Dominic Audet, Co-Founder and Chief of Innovation, Moment Factory.For years, brands and urban destinations have obsessed over visibility, reach, and footfall. However, the attention economy has shifted the discourse on the value of these metrics. The infinite content, game mechanics and ubiquitous screens of the digital age have fundamentally reshaped how we experience and interact with each other.
Destinations do not compete on impressions and clicks, or the behavioural constraints of attention. They aim to generate persistent and cumulative relationships with people – real-world conditions for emotional connection and cultivating a sense of belonging.
Forging connections bring visitors back
After 25 years of Moment Factory designing large-scale public and cultural experiences around the world, we’ve seen a fundamental shift take place. The places people return to, and talk about, are no longer the loudest or most visible. They are the ones that create shared moments, spark emotion, and guarantee to leave a lasting memory.
Attention may get people through the door, but forging connections through authentic shared experience is what makes destinations stand out, making people stay longer and return again. This shift is why some of the world’s most digitally native companies, like Netflix, are now investing heavily in physical, real-world experiences to extend their impact.
Touring was once a promotional tool designed to sell albums; today, streaming fuels live performances. The value shifted from the product to the moment. Cities and brands are now facing the same reality. Being seen is no longer enough. Places need to be lived.
Design principles that integrate emotion
Urban developers and master planners are increasingly recognising this change. Around the world, we’re moving away from single-purpose destinations toward living models where different generations, interests, and activities coexist.
Entertainment and culture are not decorative layers considered at the end of a project, they’ve become anchors.
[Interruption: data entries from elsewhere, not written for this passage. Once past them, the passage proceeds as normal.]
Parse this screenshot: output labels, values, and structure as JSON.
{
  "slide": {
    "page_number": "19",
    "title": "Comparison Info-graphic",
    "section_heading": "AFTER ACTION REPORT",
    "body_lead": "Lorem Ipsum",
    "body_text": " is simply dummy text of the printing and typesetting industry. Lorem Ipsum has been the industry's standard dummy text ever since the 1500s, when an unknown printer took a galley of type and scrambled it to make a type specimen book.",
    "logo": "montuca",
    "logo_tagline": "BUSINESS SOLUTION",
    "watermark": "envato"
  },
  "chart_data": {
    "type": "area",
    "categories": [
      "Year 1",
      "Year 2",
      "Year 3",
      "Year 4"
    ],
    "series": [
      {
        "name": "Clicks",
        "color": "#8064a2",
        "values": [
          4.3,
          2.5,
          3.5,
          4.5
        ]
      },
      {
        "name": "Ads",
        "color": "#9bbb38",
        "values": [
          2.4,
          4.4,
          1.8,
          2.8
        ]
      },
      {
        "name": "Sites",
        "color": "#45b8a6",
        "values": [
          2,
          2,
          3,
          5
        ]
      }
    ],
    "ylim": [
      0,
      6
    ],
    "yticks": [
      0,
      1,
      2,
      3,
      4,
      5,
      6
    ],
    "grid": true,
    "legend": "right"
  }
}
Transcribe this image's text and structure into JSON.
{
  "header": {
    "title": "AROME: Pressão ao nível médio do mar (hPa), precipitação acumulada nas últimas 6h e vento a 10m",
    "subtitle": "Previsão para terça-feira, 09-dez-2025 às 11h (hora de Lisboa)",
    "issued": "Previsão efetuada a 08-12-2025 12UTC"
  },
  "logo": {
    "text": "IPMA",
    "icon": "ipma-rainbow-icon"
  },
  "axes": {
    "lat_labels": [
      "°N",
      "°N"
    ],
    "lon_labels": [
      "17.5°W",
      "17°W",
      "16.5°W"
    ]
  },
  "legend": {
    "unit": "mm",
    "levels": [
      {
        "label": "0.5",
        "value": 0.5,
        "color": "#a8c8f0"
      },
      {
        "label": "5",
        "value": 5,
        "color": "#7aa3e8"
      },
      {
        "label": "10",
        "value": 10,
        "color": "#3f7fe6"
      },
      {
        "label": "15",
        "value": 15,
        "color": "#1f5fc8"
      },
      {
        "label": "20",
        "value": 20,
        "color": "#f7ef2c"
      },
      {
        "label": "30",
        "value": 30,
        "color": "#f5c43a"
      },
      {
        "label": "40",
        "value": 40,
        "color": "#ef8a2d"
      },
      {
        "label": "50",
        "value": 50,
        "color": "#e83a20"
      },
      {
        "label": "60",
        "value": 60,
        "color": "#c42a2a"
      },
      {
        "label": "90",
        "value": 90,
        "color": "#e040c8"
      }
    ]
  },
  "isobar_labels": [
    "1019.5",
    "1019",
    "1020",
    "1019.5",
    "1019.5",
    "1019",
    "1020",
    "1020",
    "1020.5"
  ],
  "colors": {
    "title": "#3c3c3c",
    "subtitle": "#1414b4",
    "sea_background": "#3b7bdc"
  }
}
Mixed-use development is creating innovative hybrids, with emotional gravity becoming the driving purpose of destinations that succeed in bringing people together.
Happiness, belonging, and community are no longer abstract outcomes; they are central design principles shaping how places are imagined and built.
At the same time, cities have been reclaiming their public spaces for years, and this continues to redefine modern urban design today. Plazas, gathering places, and shared environments, once pushed aside in favour of circulation and efficiency, are returning to their original role. In a world where everyone can be visible, the true differentiator is how deeply you make people feel connected. Experience design is no longer a layer added at the end of strategy. It is the strategy.
How to craft memorable experiences
People forge memories through shared collective moments. Human connection always comes first. Craft narratives rooted in place, purpose, and audience, using creative and multimedia tools to transform spectators into participants. When people don’t just coexist in a space but actively engage with one another, the emotional impact becomes deeper and more enduring.
The strongest experiences forge bonds: between people, between people and place, and between memory and emotion. Immersion plays a central role in this process. It allows people to connect directly and emotionally with their surroundings, creating a sense of place that goes beyond passive engagement.
Sound and music, in particular, are essential. With our roots in the music world, we know they create the heartbeat of an experience, synchronising emotions and generating collective energy and resonance that transcends language.
Technology, when used well, quietly supports the goal of immersion. We use technology to enhance and modulate reality, not replace it. Technology is a tool, never the objective. The most powerful technologies are often the least visible, seamlessly integrated into their environments. In fact, an analog experience can be just as impactful as a high-tech one. Storytelling, scenography, and sensory design are just as vital as digital systems. Technology works best when it deepens immersion without demanding attention.
The future of entertainment and travel
Looking ahead, cities will increasingly be judged not just by their infrastructure, but by how they make people feel. Belonging, inclusion, and emotional resonance will become key indicators of success. Entertainment and play are powerful enablers of this, lowering barriers, encouraging interaction, and building bridges across cultures and generations to create thriving and active communities. Real-world, shared experiences carry the deepest impact; live experiences and the immediacy of engaging in real-time, whether through sport, play, or narrative worlds, build the social infrastructure and capital that leave an enduring impression.
As we move toward 2026, the mindset shift for brands, developers, and cultural institutions is clear. While the digital world has given us extraordinary tools, it has also reminded us how deeply we crave simplicity and real human connection. Music, dance, and shared rituals are timeless for a reason. The lesson echoed in the world’s ‘Blue Zones’ is simple: belonging sits at the heart of a fulfilling life.
The opportunity ahead is to create spaces that feel like sanctuaries, places where people can truly see one another again. The future of experience design isn’t about capturing attention. It’s about creating memories that stay with us, reminding us that we are part of something larger, together.
By Dominic Audet, Co-Founder and Chief of Innovation, Moment Factory.